I looked in the fridge and found some cheese, unopened long life milk and wilted lettuce, along with anciuent condiments we'd yet to pitch out.  I cleaned everything out, binning the old stuff and boxing up anything useful from the pantry. I checked all the rooms, but we'd left nothing valuable or useful before cleaning it out for market.
I did notice my old Gray Niccols cricket bat.  I picked it up and shadowed a cover drive, almost dinging the wardrobe. I took it outside and put it in the boot.  Could come in handy against a zed, just like in that Pommie zombie comedy.  I retrieved my laptop, chargers and plugged them in, trying to get as much charge into the batteries.  I'd forgotten to use the charger in the car. I turned on my HP abacus and scanned the latest feeds. MSN was still up, as was Google but the number of search results were limited to dozens, not hundreds.  Twitter was also becoming sparse and blog entry updates weren't frequent at all. The Cloud was dissipating and soon would shrink down to a few sites.  I left updates on Twitter, blog and Facebbook.  Then I cooked up some pasta, dried out cheese and tomato paste.   I went back to the car and retrieved a bottle of cleanskin Merlot.  Screwed off the cap, poured a big fuck-off glass and lit up a an old Amanda cigar.  The teev was showing just a few channels of evac shit, some old movies and a hashed mash of CNN, Fox, Sky and ABC24 feeds. for an hur I caught up what had been happening during my bissful, drunken, beachside self indulgence. I'd ignored a lot of bad shit in my life but this was the largest pile of crap since the back-up of the Bondi outfalls.  I hadt a hint of how to deal but instead loaded up the DVD of the 2006/7 Ashes whitewash of the Poms.  I really needed to see Punter's First Test brilliance, Warney's inspirational leadership to bring us to victory in Adelaide, Gilchrist's demolition of the Poms in Perth and Haydos and Symmo smashing them in Melbourne.  Yeah, cricket perfection..  Thanks boys.

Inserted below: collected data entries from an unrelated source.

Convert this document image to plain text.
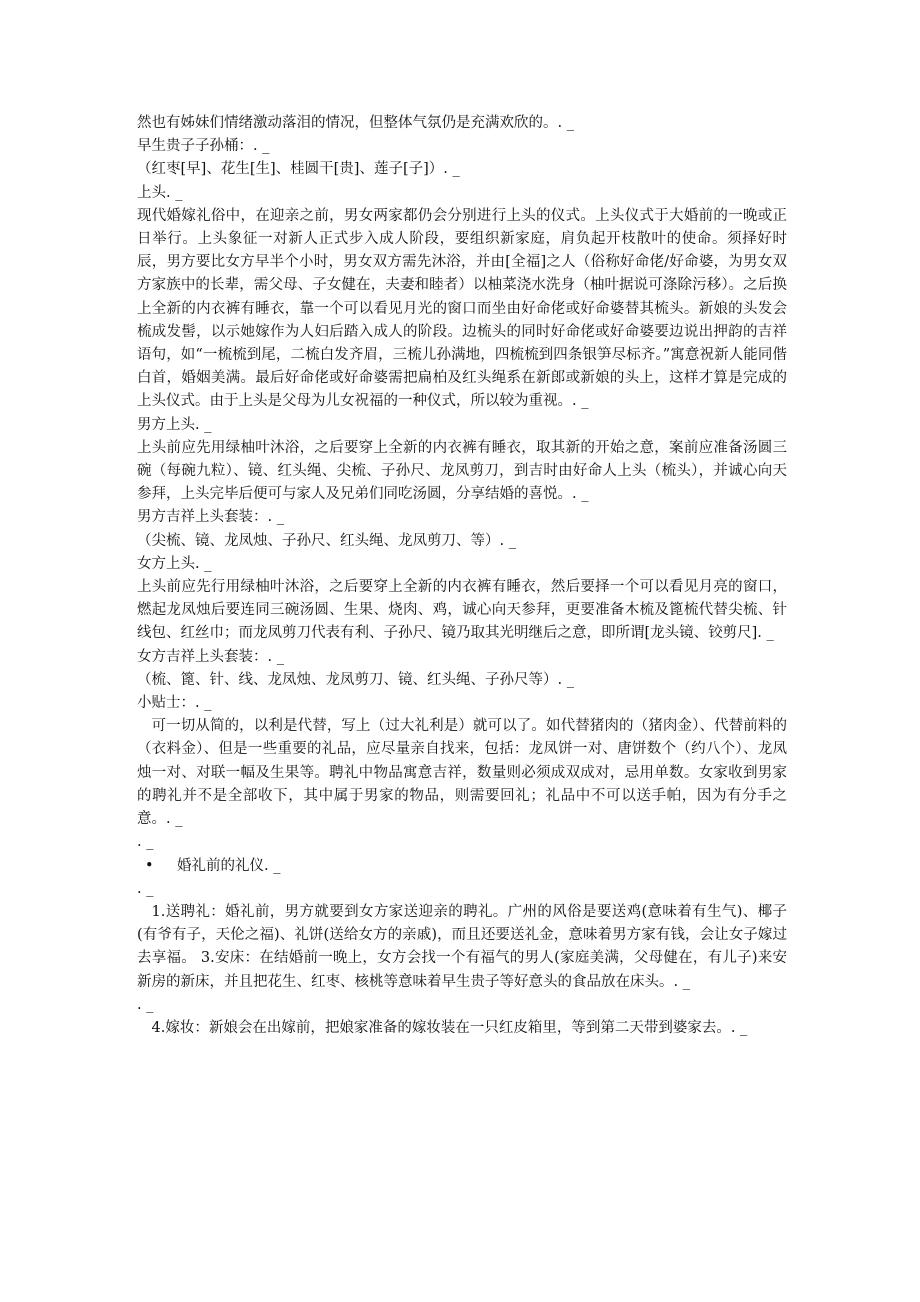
然也有姊妹们情绪激动落泪的情况，但整体气氛仍是充满欢欣的。. _

早生贵子子孙桶：. _

（红枣[早]、花生[生]、桂圆干[贵]、莲子[子]）. _

上头. _

现代婚嫁礼俗中，在迎亲之前，男女两家都仍会分别进行上头的仪式。上头仪式于大婚前的一晚或正日举行。上头象征一对新人正式步入成人阶段，要组织新家庭，肩负起开枝散叶的使命。须择好时辰，男方要比女方早半个小时，男女双方需先沐浴，并由[全福]之人（俗称好命佬/好命婆，为男女双方家族中的长辈，需父母、子女健在，夫妻和睦者）以柚菜浇水洗身（柚叶据说可涤除污移）。之后换上全新的内衣裤有睡衣，靠一个可以看见月光的窗口而坐由好命佬或好命婆替其梳头。新娘的头发会梳成发髻，以示她嫁作为人妇后踏入成人的阶段。边梳头的同时好命佬或好命婆要边说出押韵的吉祥语句，如“一梳梳到尾，二梳白发齐眉，三梳儿孙满地，四梳梳到四条银笋尽标齐。”寓意祝新人能同偕白首，婚姻美满。最后好命佬或好命婆需把扁柏及红头绳系在新郎或新娘的头上，这样才算是完成的上头仪式。由于上头是父母为儿女祝福的一种仪式，所以较为重视。. _

男方上头. _

上头前应先用绿柚叶沐浴，之后要穿上全新的内衣裤有睡衣，取其新的开始之意，案前应准备汤圆三碗（每碗九粒）、镜、红头绳、尖梳、子孙尺、龙凤剪刀，到吉时由好命人上头（梳头），并诚心向天参拜，上头完毕后便可与家人及兄弟们同吃汤圆，分享结婚的喜悦。. _

男方吉祥上头套装：. _

（尖梳、镜、龙凤烛、子孙尺、红头绳、龙凤剪刀、等）. _

女方上头. _

上头前应先行用绿柚叶沐浴，之后要穿上全新的内衣裤有睡衣，然后要择一个可以看见月亮的窗口，燃起龙凤烛后要连同三碗汤圆、生果、烧肉、鸡，诚心向天参拜，更要准备木梳及篦梳代替尖梳、针线包、红丝巾；而龙凤剪刀代表有利、子孙尺、镜乃取其光明继后之意，即所谓[龙头镜、铰剪尺]. _

女方吉祥上头套装：. _

（梳、篦、针、线、龙凤烛、龙凤剪刀、镜、红头绳、子孙尺等）. _

小贴士：. _

可一切从简的，以利是代替，写上（过大礼利是）就可以了。如代替猪肉的（猪肉金）、代替前料的（衣料金）、但是一些重要的礼品，应尽量亲自找来，包括：龙凤饼一对、唐饼数个（约八个）、龙凤烛一对、对联一幅及生果等。聘礼中物品寓意吉祥，数量则必须成双成对，忌用单数。女家收到男家的聘礼并不是全部收下，其中属于男家的物品，则需要回礼；礼品中不可以送手帕，因为有分手之意。. _

. _

•	婚礼前的礼仪. _

. _

1.送聘礼：婚礼前，男方就要到女方家送迎亲的聘礼。广州的风俗是要送鸡(意味着有生气)、椰子(有爷有子，天伦之福)、礼饼(送给女方的亲戚)，而且还要送礼金，意味着男方家有钱，会让女子嫁过去享福。 3.安床：在结婚前一晚上，女方会找一个有福气的男人(家庭美满，父母健在，有儿子)来安新房的新床，并且把花生、红枣、核桃等意味着早生贵子等好意头的食品放在床头。. _

. _

4.嫁妆：新娘会在出嫁前，把娘家准备的嫁妆装在一只红皮箱里，等到第二天带到婆家去。. _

I retrieved a bottle of bourbon, hit 'play'and nursed whisky in one hand and the remote in the other.  Bliss.  If only tomorrow would be the same. Unfortunately Groundhog Day wasn't on the menu despite its existential demands. While I was watching a glorious replay of Punter's lads running amok, other elements of this new world were playing their own horrid games. I was going to need an even newer rule book.